= Nehemiah Donnellan =

Archbishop

Nehemiah Donnellan (a.k.a. Fearganainm Ó Domhnalláin) (fl. c. 1560–1609) was Archbishop of Tuam.

==Background==
Donellan was born in the county of Galway, a son of Mael Sechlainn Ó Dónalláin, by his wife Sisly, daughter of William Ó Cellaigh of Calla. He was a descendant of Domnallan mac Maelbrigdi.

He was entered as Nehemiah Daniel on 13 January 1579–80 at King's College, Cambridge, and shortly afterwards matriculated in the same name. Subsequently, he migrated to Catharine Hall, where he took the degree of B.A. in 1581–2.

==Career==
On his return to his native country he acted for some time as coadjutor to William Ó Maolalaidh, archbishop of Tuam, and afterwards, on the recommendation of Thomas, earl of Ormonde, he was appointed the successor of that prelate, by letters patent dated 17 August 1595.

Two days later he received restitution of the temporalities.
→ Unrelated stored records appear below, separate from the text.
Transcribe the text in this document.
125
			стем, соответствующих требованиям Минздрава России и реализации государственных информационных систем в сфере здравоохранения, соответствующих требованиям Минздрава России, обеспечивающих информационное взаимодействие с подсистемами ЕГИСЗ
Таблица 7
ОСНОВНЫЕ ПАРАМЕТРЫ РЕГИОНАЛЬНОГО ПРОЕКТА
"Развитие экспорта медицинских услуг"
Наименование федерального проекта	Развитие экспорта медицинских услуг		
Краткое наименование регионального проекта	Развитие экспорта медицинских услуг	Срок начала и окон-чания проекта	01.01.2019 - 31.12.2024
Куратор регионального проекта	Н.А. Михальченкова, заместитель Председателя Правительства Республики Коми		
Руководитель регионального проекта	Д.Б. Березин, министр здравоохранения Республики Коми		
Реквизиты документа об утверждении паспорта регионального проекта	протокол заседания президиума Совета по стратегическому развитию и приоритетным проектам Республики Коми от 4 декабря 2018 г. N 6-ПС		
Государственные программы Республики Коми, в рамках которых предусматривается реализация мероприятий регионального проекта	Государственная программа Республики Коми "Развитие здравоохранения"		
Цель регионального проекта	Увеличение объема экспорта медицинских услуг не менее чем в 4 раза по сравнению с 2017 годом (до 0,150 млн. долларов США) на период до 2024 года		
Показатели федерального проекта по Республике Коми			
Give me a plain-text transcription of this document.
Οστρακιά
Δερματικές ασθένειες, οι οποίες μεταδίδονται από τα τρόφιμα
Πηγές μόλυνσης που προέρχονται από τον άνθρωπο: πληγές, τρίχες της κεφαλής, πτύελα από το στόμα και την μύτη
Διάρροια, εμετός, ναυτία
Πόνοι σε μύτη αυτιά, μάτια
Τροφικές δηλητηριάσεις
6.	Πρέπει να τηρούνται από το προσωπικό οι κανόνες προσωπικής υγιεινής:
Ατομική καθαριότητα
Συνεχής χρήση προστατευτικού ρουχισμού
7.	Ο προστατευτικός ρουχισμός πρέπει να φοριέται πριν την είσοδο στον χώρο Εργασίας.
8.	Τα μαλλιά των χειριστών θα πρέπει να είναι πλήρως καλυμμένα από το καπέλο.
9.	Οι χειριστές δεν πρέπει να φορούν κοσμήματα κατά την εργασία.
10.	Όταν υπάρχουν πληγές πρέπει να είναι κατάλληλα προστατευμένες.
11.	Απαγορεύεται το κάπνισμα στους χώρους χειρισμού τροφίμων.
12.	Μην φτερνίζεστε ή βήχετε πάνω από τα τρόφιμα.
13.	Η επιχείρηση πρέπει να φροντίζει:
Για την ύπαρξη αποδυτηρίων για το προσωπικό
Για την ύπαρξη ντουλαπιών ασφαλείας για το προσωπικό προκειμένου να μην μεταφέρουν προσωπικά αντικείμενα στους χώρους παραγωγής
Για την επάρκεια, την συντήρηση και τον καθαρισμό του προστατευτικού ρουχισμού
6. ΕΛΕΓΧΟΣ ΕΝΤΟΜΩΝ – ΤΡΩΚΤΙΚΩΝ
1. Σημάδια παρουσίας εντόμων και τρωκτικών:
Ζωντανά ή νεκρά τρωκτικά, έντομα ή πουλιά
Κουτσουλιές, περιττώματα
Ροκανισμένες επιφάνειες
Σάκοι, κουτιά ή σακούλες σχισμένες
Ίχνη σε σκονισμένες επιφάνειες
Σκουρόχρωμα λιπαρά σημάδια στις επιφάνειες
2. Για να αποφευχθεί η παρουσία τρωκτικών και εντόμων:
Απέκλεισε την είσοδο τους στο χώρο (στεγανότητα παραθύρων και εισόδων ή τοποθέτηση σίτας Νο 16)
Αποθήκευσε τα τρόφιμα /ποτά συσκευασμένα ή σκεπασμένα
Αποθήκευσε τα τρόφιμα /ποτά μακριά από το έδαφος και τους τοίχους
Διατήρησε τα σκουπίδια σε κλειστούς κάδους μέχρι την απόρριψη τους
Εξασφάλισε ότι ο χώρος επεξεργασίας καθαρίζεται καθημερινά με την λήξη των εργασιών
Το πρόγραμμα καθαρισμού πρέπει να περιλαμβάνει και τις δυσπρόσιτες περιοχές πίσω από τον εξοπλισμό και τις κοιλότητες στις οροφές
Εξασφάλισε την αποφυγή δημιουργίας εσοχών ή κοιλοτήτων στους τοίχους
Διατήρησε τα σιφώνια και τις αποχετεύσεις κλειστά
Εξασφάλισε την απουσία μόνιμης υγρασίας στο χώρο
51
In the writ of privy seal directing his appointment, it was alleged that he was very fit to communicate with the people in their mother tongue, and a very meet instrument to retain and instruct them in duty and religion; and that he had also taken pains in translating and putting to the press the Communion Book and New Testament in the Irish language, which Her Majesty greatly approved of.

It is asserted by Teige Ó Dubhagáin (see Dugan), who drew up a pedigree of the Donellan family, that he was never in holy orders, but probably the genealogist may have been led to make this startling assertion simply by an unwillingness to acknowledge the orders of the reformed church. In addition to his see the archbishop held by dispensation the rectory of Kilmore in the county of Kilkenny, the vicarages of Castle-doagh in the diocese of Ossory, and of Donard in the diocese of Dublin. He voluntarily resigned his see in 1609, and dying shortly afterwards at Tuam, was buried in the cathedral there.

==Tiomna Nuadh==
Donellan was a master of the Irish language, and continued the version of the New Testament which had been commenced by John Kearney and Nicholas Walsh, bishop of Ossory, and which was completed by William O'Donnell or Daniell, who was afterwards raised to the archepiscopal see of Tuam. It was published in 1602 at Dublin, under the title of Tiomna Nuadh ar dtighearna agus ar slanaightheora Iosa Criosd, ar na tarruing gu firinneach as Gréigis gu gaoidheilg. Re Huilliam O Domhnuill. It was brought out at the expense of the province of Connaught and of Sir William Usher, the clerk of the council in Ireland. Great expectations were formed of this undertaking, and it was confidently believed that it would be the means of destroying the Roman church in Ireland. It is a noteworthy fact that of the four scholars engaged in translating the New Testament into the Irish vernacular, three – Kearney, Walsh, and Donellan – received their education at the University of Cambridge.

==Family==
By his wife Elizabeth, daughter of Nicolas O'Donnell, he had issue:

- – John
- – James, who was knighted, and became Chief Justice of the Irish Common Pleas
- – Edmund, of Killucan in the county of Westmeath
- – Teigue, of Ballyheague in the county of Kildare
- – Murtough, who received holy orders in the Roman Catholic Church.